I summon thee, O execrable Judas. Behold him flinging down the thirty pieces of silver before the chief priests and elders. Hear him speak in his agony of soul: "I have sinned in that I have betrayed the innocent blood." I summon thee, O Pontius Pilate, with thy immortality of shame in the creeds of the ages. The Roman Procurator washes his hands. Strange sight! He speaks: "I am innocent of the blood of this just person." He speaks again: "I find no fault in this man." I summon John, the heroic Baptist. Hear His testimony: "Behold the Lamb of God, who taketh away the sin of the world." O loving and divine John, the Evangelist, what thinkest thou of the Christ? "He is the Vine, the Way, the Truth, the Light, and the Word, and the Word was God." I summon thee, O matchless Paul. What is thy testimony? "He is the image of the invisible God.... The blest and only Potentate, the King of kings, the Lord of lords." I summon thee, Apostle Peter, once confessor, then denier, but afterward penitent witness and heroic martyr. What is thy testimony? "He is the Christ, the Son of the living God." I summon thee, O once doubting but always brave Thomas. Hear the testimony of this witness as he falls at the Master's feet and exclaims, "My Lord and my God!"
I summon thee, O John Bunyan, immortal tinker; thy glorious Pilgrim, marching through the ages, telling the story of redeeming love, is thy testimony to the character of thy Lord. I summon thee, O Charles Spurgeon, and the testimony of all thy volumes, of thy glorious life and of thy peerless ministry is that "Jesus Christ is the chiefest among ten thousand and the One altogether lovely." I summon thee, O De Wette, great Biblical critic of Germany: "This only I know, that there is salvation in no other name than in the name of Jesus Christ, the crucified." I summon thee, O scholarly, cultured MacIntosh; the attendants are watching thy last moments, they bend over thee to catch thy last whispers: "Jesus, love!—Jesus, love!—The same thing." I might summon ten thousand more, who from the Grassmarket in Edinburgh, and from a thousand racks and stakes went up to glory and to God, and their testimony would be, "None but Jesus, none but Jesus." I summon thee, Toplady, and hear thee sing this great hymn, "Rock of Ages, cleft for me."

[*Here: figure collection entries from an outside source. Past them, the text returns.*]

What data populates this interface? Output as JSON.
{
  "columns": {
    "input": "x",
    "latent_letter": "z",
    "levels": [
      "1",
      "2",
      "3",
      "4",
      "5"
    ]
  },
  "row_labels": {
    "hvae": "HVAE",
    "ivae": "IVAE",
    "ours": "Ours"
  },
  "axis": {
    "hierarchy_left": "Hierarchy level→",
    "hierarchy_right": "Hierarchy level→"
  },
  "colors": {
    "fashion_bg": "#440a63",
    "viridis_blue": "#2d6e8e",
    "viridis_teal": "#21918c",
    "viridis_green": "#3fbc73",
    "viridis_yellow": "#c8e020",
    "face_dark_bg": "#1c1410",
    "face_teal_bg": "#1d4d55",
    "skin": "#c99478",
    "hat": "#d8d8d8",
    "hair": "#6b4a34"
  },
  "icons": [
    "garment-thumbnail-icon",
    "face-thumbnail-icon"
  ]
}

I summon thee, O Tennyson, immortal laureate, thou who hast fought thy doubts and found divine help. Let us hear the result of thy conflicts:
Strong Son of God, immortal love,
Whom we, that have not seen Thy face,
By faith, and faith alone, embrace,
Believing where we can not prove.
Thine are these orbs of light and shade;
Thou madest life in man and brute;
Thou madest death; and lo! Thy foot
Is on the skull which Thou hast made.
Thou seemest human and divine,
The highest, holiest manhood Thou;
Our wills are ours, we know not how;
Our wills are ours to make them Thine.